4 PRINCI (2011) considera dados gerais, não comentando situações específicas como a de regiões tropicais.

e) degradação causada pela luz: ao incidir sobre um composto orgânico, parte da energia luminosa é absorvida, sobretudo na faixa do ultravioleta (UV), e a degradação denominada fotólise tem início. Seu efeito continua, de forma mais lenta, mesmo após o término da exposição. A celulose tem alta capacidade de absorção da radiação UV (abaixo de 200 nm) devido aos grupos aldeídos ao final da cadeia. Reações fotoquímicas ocorrem e são catalisadas pela presença de umidade e de metais de transição. Os danos fotoquímicos acontecem pelo efeito da foto-oxidação, isto é, a ação da luz juntamente com o oxigênio da atmosfera, ocorrendo inicialmente nas zonas amorfas e lentamente espalhando-se para as zonas cristalinas As reações se dão de duas maneiras simultâneas: quebra das ligações glucosídicas pela fotólise, diminuindo o grau de polimerização e a resistência mecânica; e oxidação dos grupos hidroxilas, induzindo à descoloração (amarelecimento, escurecimento ou esmaecimento), mudanças na polaridade, na solubilidade e nas propriedades de absorção e dessorção da celulose. As radiações UV de comprimento de onda de 350 nm podem ser responsáveis por oxidar os grupos hidroxil-alcoólicos em carbonilas, gerando colorações amareladas ou amarronzadas. Já as radiações de maiores comprimentos de onda podem causar o clareamento da celulose. Os danos causados pela fotólise são irreversíveis (PRINCI, 2011).

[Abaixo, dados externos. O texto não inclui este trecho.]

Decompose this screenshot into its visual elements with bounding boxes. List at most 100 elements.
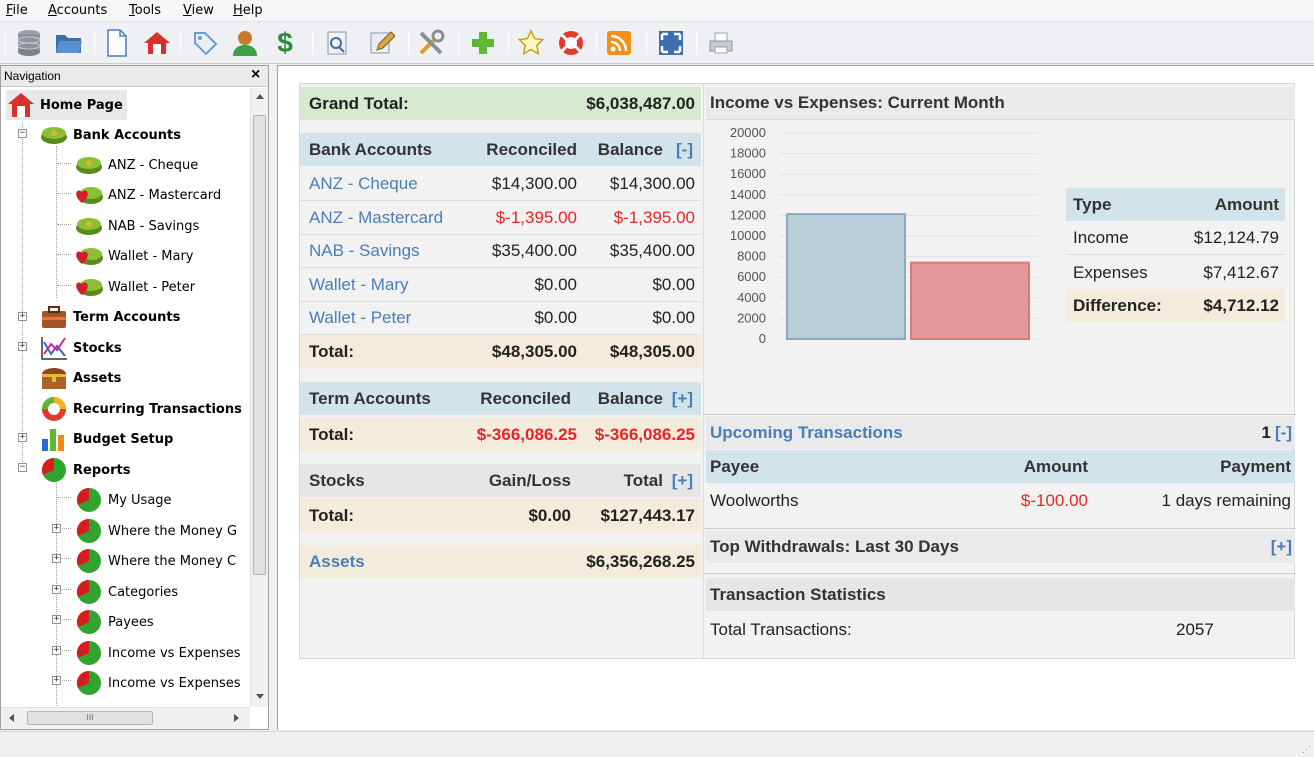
add-icon[interactable] bbox=[468, 28, 498, 58]
total-value: $127,443.17 bbox=[600, 505, 695, 525]
nav-item-label: ANZ - Cheque bbox=[108, 157, 199, 173]
upcoming-title[interactable]: Upcoming Transactions bbox=[710, 423, 903, 443]
nav-item-income-vs-expenses[interactable]: Income vs Expenses bbox=[74, 668, 241, 698]
top-withdrawals-header: Top Withdrawals: Last 30 Days [+] bbox=[706, 530, 1295, 563]
menu-tools[interactable]: Tools bbox=[129, 3, 161, 18]
money-heart-icon bbox=[76, 248, 103, 265]
nav-item-payees[interactable]: Payees bbox=[74, 607, 154, 637]
scroll-thumb[interactable] bbox=[253, 115, 266, 575]
scroll-right-icon[interactable] bbox=[234, 714, 239, 722]
nav-item-wallet-mary[interactable]: Wallet - Mary bbox=[74, 241, 193, 271]
user-icon[interactable] bbox=[230, 28, 260, 58]
menu-help[interactable]: Help bbox=[233, 3, 263, 18]
term-total-row: Total: $-366,086.25 $-366,086.25 bbox=[300, 418, 701, 451]
database-icon[interactable] bbox=[14, 28, 44, 58]
resize-grip-icon[interactable]: ⋰ bbox=[1302, 745, 1311, 755]
menu-accounts[interactable]: Accounts bbox=[48, 3, 107, 18]
collapse-toggle[interactable]: − bbox=[18, 129, 27, 138]
account-link[interactable]: NAB - Savings bbox=[309, 241, 420, 261]
nav-item-assets[interactable]: Assets bbox=[39, 363, 121, 393]
nav-item-income-vs-expenses[interactable]: Income vs Expenses bbox=[74, 638, 241, 668]
home-icon[interactable] bbox=[142, 28, 172, 58]
assets-link[interactable]: Assets bbox=[309, 552, 365, 572]
tag-icon[interactable] bbox=[190, 28, 220, 58]
expand-toggle[interactable]: + bbox=[18, 342, 27, 351]
difference-row: Difference: $4,712.12 bbox=[1066, 289, 1285, 322]
nav-item-my-usage[interactable]: My Usage bbox=[74, 485, 172, 515]
scroll-up-icon[interactable] bbox=[256, 94, 264, 99]
scroll-thumb[interactable]: III bbox=[27, 711, 153, 725]
total-gain: $0.00 bbox=[528, 505, 571, 525]
nav-item-label: My Usage bbox=[108, 492, 172, 508]
expand-withdrawals-link[interactable]: [+] bbox=[1271, 537, 1292, 557]
nav-item-anz-cheque[interactable]: ANZ - Cheque bbox=[74, 150, 198, 180]
table-row[interactable]: ANZ - Cheque $14,300.00 $14,300.00 bbox=[300, 168, 701, 201]
expand-toggle[interactable]: + bbox=[52, 554, 61, 563]
collapse-bank-link[interactable]: [-] bbox=[676, 140, 693, 160]
nav-item-categories[interactable]: Categories bbox=[74, 577, 178, 607]
nav-vertical-scrollbar[interactable] bbox=[250, 88, 268, 707]
edit-icon[interactable] bbox=[367, 28, 397, 58]
account-link[interactable]: Wallet - Mary bbox=[309, 275, 409, 295]
nav-item-recurring-transactions[interactable]: Recurring Transactions bbox=[39, 394, 242, 424]
expand-toggle[interactable]: + bbox=[18, 433, 27, 442]
nav-item-reports[interactable]: Reports bbox=[39, 455, 130, 485]
fullscreen-icon[interactable] bbox=[656, 28, 686, 58]
menu-view[interactable]: View bbox=[183, 3, 214, 18]
tools-icon[interactable] bbox=[416, 28, 446, 58]
table-row[interactable]: NAB - Savings $35,400.00 $35,400.00 bbox=[300, 235, 701, 268]
scroll-down-icon[interactable] bbox=[256, 694, 264, 699]
table-row[interactable]: ANZ - Mastercard $-1,395.00 $-1,395.00 bbox=[300, 202, 701, 235]
print-preview-icon[interactable] bbox=[322, 28, 352, 58]
account-link[interactable]: ANZ - Cheque bbox=[309, 174, 418, 194]
term-accounts-title: Term Accounts bbox=[309, 388, 431, 408]
nav-item-label: Where the Money C bbox=[108, 553, 237, 569]
close-icon[interactable]: × bbox=[251, 66, 260, 84]
nav-item-nab-savings[interactable]: NAB - Savings bbox=[74, 211, 199, 241]
collapse-toggle[interactable]: − bbox=[18, 463, 27, 472]
folder-open-icon[interactable] bbox=[54, 28, 84, 58]
nav-item-label: Income vs Expenses bbox=[108, 645, 241, 661]
nav-item-term-accounts[interactable]: Term Accounts bbox=[39, 302, 180, 332]
expand-toggle[interactable]: + bbox=[52, 676, 61, 685]
total-label: Total: bbox=[309, 505, 355, 525]
expand-stocks-link[interactable]: [+] bbox=[672, 471, 693, 491]
expand-toggle[interactable]: + bbox=[52, 524, 61, 533]
help-icon[interactable] bbox=[556, 28, 586, 58]
nav-item-where-money-comes[interactable]: Where the Money C bbox=[74, 546, 236, 576]
pie-chart-icon bbox=[76, 487, 101, 512]
nav-item-where-money-goes[interactable]: Where the Money G bbox=[74, 516, 237, 546]
nav-horizontal-scrollbar[interactable]: III bbox=[1, 707, 250, 729]
expand-toggle[interactable]: + bbox=[18, 312, 27, 321]
table-row[interactable]: Wallet - Mary $0.00 $0.00 bbox=[300, 269, 701, 302]
new-document-icon[interactable] bbox=[102, 28, 132, 58]
total-balance: $-366,086.25 bbox=[594, 424, 695, 444]
expand-toggle[interactable]: + bbox=[52, 646, 61, 655]
printer-icon[interactable] bbox=[706, 28, 736, 58]
scroll-left-icon[interactable] bbox=[9, 714, 14, 722]
type-header: Type bbox=[1073, 194, 1112, 214]
expand-toggle[interactable]: + bbox=[52, 615, 61, 624]
table-row[interactable]: Wallet - Peter $0.00 $0.00 bbox=[300, 302, 701, 335]
nav-item-label: ANZ - Mastercard bbox=[108, 187, 222, 203]
expand-toggle[interactable]: + bbox=[52, 585, 61, 594]
star-icon[interactable] bbox=[516, 28, 546, 58]
nav-item-anz-mastercard[interactable]: ANZ - Mastercard bbox=[74, 180, 221, 210]
amount-cell: $-100.00 bbox=[1020, 490, 1088, 510]
dollar-icon[interactable]: $ bbox=[270, 27, 300, 58]
menu-file[interactable]: File bbox=[6, 3, 28, 18]
upcoming-row[interactable]: Woolworths $-100.00 1 days remaining bbox=[706, 484, 1295, 517]
account-link[interactable]: ANZ - Mastercard bbox=[309, 208, 443, 228]
expand-term-link[interactable]: [+] bbox=[672, 389, 693, 409]
term-accounts-header: Term Accounts Reconciled Balance [+] bbox=[300, 382, 701, 415]
collapse-upcoming-link[interactable]: [-] bbox=[1275, 423, 1292, 443]
nav-item-wallet-peter[interactable]: Wallet - Peter bbox=[74, 272, 195, 302]
y-tick-label: 0 bbox=[759, 331, 766, 346]
income-expenses-chart: 2000018000160001400012000100008000600040… bbox=[730, 125, 1038, 346]
nav-item-home-page[interactable]: Home Page bbox=[6, 90, 127, 120]
rss-icon[interactable] bbox=[604, 28, 634, 58]
nav-item-budget-setup[interactable]: Budget Setup bbox=[39, 424, 173, 454]
nav-item-bank-accounts[interactable]: Bank Accounts bbox=[39, 120, 181, 150]
account-link[interactable]: Wallet - Peter bbox=[309, 308, 411, 328]
nav-item-stocks[interactable]: Stocks bbox=[39, 333, 122, 363]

f) degradação causada por poluentes: diversos agentes como oxigênio, nitrogênio, ozônio e dióxido de carbono, fartamente presentes na atmosfera, também são responsáveis por reações de oxidação e hidrólise no papel, sobretudo na presença de alta UR. Em regiões industrializadas, óxidos de nitrogênio (NOx) e dióxido de enxofre (SO2) causam os danos mais severos no papel ao se converterem em ácidos, como o sulfúrico. O ozônio pode ser responsável por reações de oxidação, atuando em sinergia com poluentes como dióxido de nitrogênio e dióxido de enxofre. Outros elementos particulados como fragmentos metálicos, de carbono, poeira, esporos, maresia em regiões marítimas também causam danos no papel, como ação abrasiva, catalítica ou biológica (PRINCI, 2011).

3.2 FUNGOS

De acordo com ALEXOPOULOS et al. (1996), os fungos são extremamente numerosos em gêneros e espécies, estimando-se que esse grupo é representado por cerca de 80.000 espécies, ocorrendo em praticamente todos os ambientes. São organismos heterotróficos, isto é, incapazes de produzirem seu próprio alimento, nutrindo-se de outros organismos. Os oligoelementos5 (Fe, P, K, Zn, Cu, Mn) são necessários para o seu crescimento e certas espécies precisam também de vitaminas (LACAZ-RUIZ, 2000).

Podem ser unicelulares (leveduras) ou, mais comumente, pluricelulares (bolores). Os bolores adaptam-se à sobrecargas mais severas que a maioria dos microrganismos, toleram e crescem em altas concentrações de ácidos e suportam variações de pH. A maioria deles desenvolve-se mais lentamente que as bactérias (LACAZ-RUIZ, 2000).

VALENTIN RODRIGO e ORTEGA (1999) observaram que as condições de temperatura entre 25ºC e 30ºC, de umidade relativa do ar maiores que 70% - condições presentes na maior parte do território brasileiro - e pH entre 4 e 6 favorecem o desenvolvimento da maioria dos fungos. D’ALMEIDA e AUADA (1998) verificaram que fungos ocorrem tanto em papéis ácidos como em alcalinos.

Além de terem suas atividades de desenvolvimento estimuladas por fatores já citados como altas temperatura e UR e suas variações, colaboram para a presença de fungos a luz, o conteúdo de umidade do suporte, o pH, a presença de pó, a concentração de oxigênio e de dióxido de carbono, além dos nutrientes presentes no material. Sem exceção estes elementos, sejam isoladamente ou em conjunto, ocorrem em abundância nas condições de guarda de acervos brasileiros.